居裡剛說完,幾個拱門全打開了,裡面跑出來幾十隻猞猁,看它們凶神惡煞的表情就知道它們餓了很久。
兩人邊和這些猞猁搏鬥,邊聊著天。
“Kao,不是和人打拳啊。”
“有點意思,中堂,這次必須認真哈,看看我們能到幾層。”
“必須通關啊,哈哈。”
兩人徒手輕松解決了這些猞猁,從招式和時間上都拿了滿分。
第二關搏鬥對象是群狼,第三關是大型野豬,第四關是大黑熊+銀背大猩猩,第五關是老虎+獅子,第六關是大型蟒蛇。第7-10關難度系數翻了倍,因為戰鬥場景變成了搏鬥對象所在的真實環境,第七關是沼澤戰鱷魚,第八關是戰河馬,第九關是戰虎鯨。第10關難度系數激增,因為搏鬥對象是他們“自己”,也就是根據前9關玩家所展現的能力、技巧按照一種演算方法制造出來的機器人。
中堂和居裡在通關過程中雖然遇到了比較大的困難,但最終還是順利通關,成績排在了歷史前三。特別是第10關他們更是拿到了歷史上的滿分,為此老板還給他們贈送了一個禮物——一張無限制遊戲卡,拿到這張卡不管什麽身份都能來玩這個遊戲。居裡和中堂出於禮貌接收了,並沒放在心上,畢竟現實中這種卡片太多了,有時讓人厭煩。
出了拳館,為了不給對方造成什麽情感上的影響,兩人對於這次長久的分別僅僅通過“下次再玩”四個字隨意表達了下。離開後中堂一會就恢復了他日常“打雞血”的樣子。居裡則有些迷茫,畢竟她也不知道什麽時候能脫去戴罪之身,而且那遙遠流放之地能否像這裡一樣滿足她的需要。不過這種情緒是短暫的,居裡想到還有那麽久的假期以及探索未知世界的樂趣,又開心了起來。
居裡特別珍惜服刑前的這些日子,畢竟現在是換了一種生活狀態。平日除了去逛逛比鄰那些她沒去過的地方,剩下的就是玩遊戲了,畢竟遊戲是體驗另一種生活。居裡根據她的經歷,在《真現實》裡面她同樣選擇了犯規的人設,這些選擇又給她帶來了很多遊戲樂趣。
王組長他們檢查完宥生後對他的大腦做了斷片處理,以無傷消除他對這裡的映像和記憶。處理完後在相同的環境下宥生被放到了鳳河大壩的休息亭裡。送他的飛船剛走宥生的電話就響了。電話響了很久,宥生才慢慢醒來。
“翠,什麽事?”
“這幾天你去哪裡了?大家都找不到你,定位也消失了。”
宥生聽到晴翠的話感覺有點奇怪,模糊地想起了他的“夢境”。
“沒事,旅行這個事情搞得我精力透支了,回來後就來鳳河大壩放松了,一不小心就在這裡睡了好久。”

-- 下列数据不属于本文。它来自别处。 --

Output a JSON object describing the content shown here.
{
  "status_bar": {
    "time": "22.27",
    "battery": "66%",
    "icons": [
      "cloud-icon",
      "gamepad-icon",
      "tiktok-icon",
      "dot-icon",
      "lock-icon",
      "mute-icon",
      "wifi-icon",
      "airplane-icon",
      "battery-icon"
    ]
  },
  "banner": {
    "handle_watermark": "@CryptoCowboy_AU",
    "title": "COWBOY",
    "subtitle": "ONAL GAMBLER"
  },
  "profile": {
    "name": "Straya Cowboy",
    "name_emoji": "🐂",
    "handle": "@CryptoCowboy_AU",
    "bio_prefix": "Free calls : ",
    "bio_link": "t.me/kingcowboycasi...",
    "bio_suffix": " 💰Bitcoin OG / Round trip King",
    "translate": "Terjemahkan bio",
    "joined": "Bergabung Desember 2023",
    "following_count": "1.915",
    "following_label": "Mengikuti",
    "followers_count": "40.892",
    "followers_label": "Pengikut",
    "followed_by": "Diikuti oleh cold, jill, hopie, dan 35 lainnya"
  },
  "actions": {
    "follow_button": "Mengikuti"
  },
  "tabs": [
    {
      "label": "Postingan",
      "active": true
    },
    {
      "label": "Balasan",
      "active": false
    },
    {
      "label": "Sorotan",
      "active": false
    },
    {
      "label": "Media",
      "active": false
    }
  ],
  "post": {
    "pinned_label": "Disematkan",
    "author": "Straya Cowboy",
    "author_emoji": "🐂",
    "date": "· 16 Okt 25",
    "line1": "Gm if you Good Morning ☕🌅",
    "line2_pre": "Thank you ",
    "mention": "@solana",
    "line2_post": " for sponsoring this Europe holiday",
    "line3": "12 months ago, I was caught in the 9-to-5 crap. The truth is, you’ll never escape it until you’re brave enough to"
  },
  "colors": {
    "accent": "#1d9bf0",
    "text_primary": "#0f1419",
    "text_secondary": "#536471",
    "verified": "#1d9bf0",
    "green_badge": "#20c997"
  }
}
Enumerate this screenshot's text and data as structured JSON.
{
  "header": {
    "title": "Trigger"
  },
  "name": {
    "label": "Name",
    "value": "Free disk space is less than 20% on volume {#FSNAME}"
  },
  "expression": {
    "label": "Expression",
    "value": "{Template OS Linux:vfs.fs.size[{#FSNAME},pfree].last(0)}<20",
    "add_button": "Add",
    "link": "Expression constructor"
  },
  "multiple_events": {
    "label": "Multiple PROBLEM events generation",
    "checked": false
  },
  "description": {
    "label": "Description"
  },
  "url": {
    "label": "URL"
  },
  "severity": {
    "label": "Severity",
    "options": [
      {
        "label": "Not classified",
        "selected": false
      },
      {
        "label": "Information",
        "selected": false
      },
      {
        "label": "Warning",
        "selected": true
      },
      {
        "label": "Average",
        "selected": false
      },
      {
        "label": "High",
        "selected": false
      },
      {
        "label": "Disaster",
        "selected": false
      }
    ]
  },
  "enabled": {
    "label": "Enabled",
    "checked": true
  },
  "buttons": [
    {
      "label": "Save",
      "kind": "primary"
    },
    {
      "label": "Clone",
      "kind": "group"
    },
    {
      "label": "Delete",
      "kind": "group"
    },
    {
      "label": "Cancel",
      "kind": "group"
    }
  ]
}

“你快回來吧,大家都很著急,對了,接風洗塵餐沒有了哈,哼!”
“知道了,耀峰、晴川還好吧。”
“好著呢,聽說這幾天都宅家裡。”
“那就好,就這樣吧。”宥生剛想掛斷電話。
“等等,盡快回來主事,天天累死了。”
“怎麽了?”
“生意太好了啊,火星、比鄰上的人都大批大批的搶訂。”
“哈哈,因禍得福。”
“去去去去……”晴翠掛斷了電話。
宥生起來活動了下筋骨,然後飛向了理發店,畢竟傳統物理學大師的形象比不過新時代物理學大師的風采,另外作為三星知名網紅餐廳的老板他也需要有那麽點意思。這一年多地球的時尚潮流又發生了很多新的變化,宥生被各樣的髮型和其配套的裝飾深深吸引,不經意之間一個獅子頭和一個豹子頭進入了宥生的眼角,宥生打了個冷顫,然後向那兩個哥們橫起了大拇指。店裡還有個哥們搞的半邊配,一半光頭一半洗剪吹,這個頭型還配了10副半邊假髮型,可以隨時切換造型。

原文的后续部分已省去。